Identifying Equivalent Expressions

Have you ever noticed that two math expressions can look completely different but actually mean the exact same thing? These are called equivalent expressions. No matter what value you plug in for the variable, equivalent expressions will always give you the same result.

There are two main ways to check if expressions are equivalent: simplifying them using math properties, or substituting a value for the variable.

Method 1: Simplifying Using Properties

You can use the distributive, commutative, and associative properties to rewrite an expression. If you can rewrite one expression to look exactly like the other, they are equivalent.

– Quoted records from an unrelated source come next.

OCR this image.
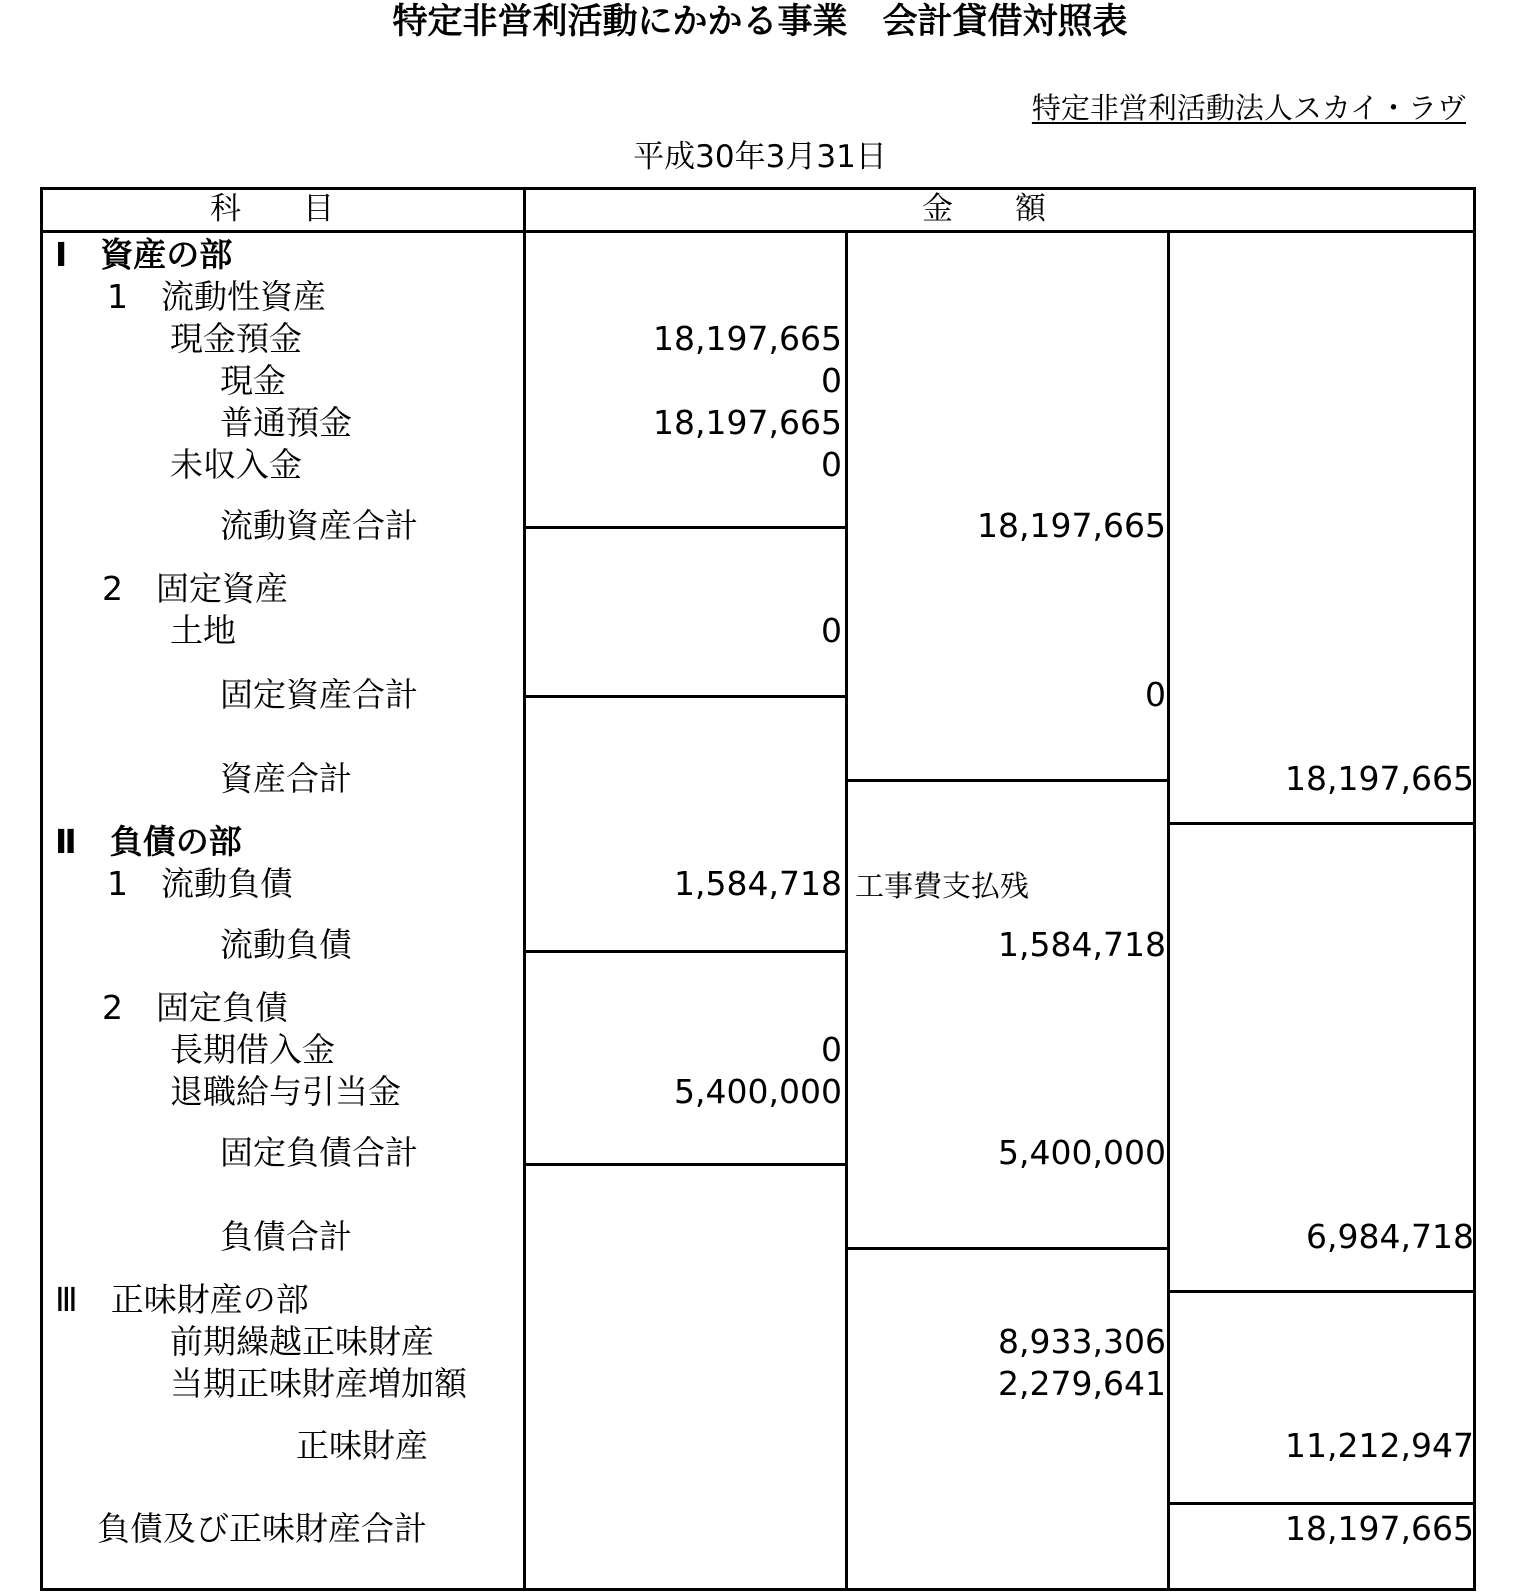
特定非営利活動にかかる事業　会計貸借対照表
特定非営利活動法人スカイ・ラヴ
平成30年3月31日
科　　目	金　　額
Ⅰ　資産の部
1　流動性資産
現金預金	18,197,665
現金	0
普通預金	18,197,665
未収入金	0
流動資産合計	18,197,665
2　固定資産
土地	0
固定資産合計	0
資産合計	18,197,665
Ⅱ　負債の部
1　流動負債	1,584,718 工事費支払残
流動負債	1,584,718
2　固定負債
長期借入金	0
退職給与引当金	5,400,000
固定負債合計	5,400,000
負債合計	6,984,718
Ⅲ　正味財産の部
前期繰越正味財産	8,933,306
当期正味財産増加額	2,279,641
正味財産	11,212,947
負債及び正味財産合計	18,197,665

Example: Are $3(x + 2)$ and $3x + 6$ equivalent?

Using the distributive property, we multiply the $3$ by everything inside the parentheses: $3(x + 2) = 3(x) + 3(2)$ $3(x) + 3(2) = 3x + 6$

Since simplifying $3(x + 2)$ gives us exactly $3x + 6$, the two expressions are equivalent!

We can also go the other way by factoring.

Example: Rewrite $6x + 9$. Both terms share a common factor of $3$. $6x + 9 = 3(2x) + 3(3) = 3(2x + 3)$

Method 2: Checking by Substitution

If you aren't sure how to simplify, you can pick a random number for your variable, plug it into both expressions, and see if the answers match. It's usually best to pick an easy number like $2$ or $3$ (avoid $0$ or $1$ as they can sometimes lead to false matches).

Example: Are $2(x - 1) + 3$ and $2x + 1$ equivalent?

Let's substitute $x = 4$ into both expressions.

First expression: $2(4 - 1) + 3$ $= 2(3) + 3$ $= 6 + 3 = 9$

Second expression: $2(4) + 1$ $= 8 + 1 = 9$

Since both expressions equal $9$ when $x = 4$, they are equivalent! You can also double-check this by simplifying the first expression: $2x - 2 + 3$, which combines to $2x + 1$.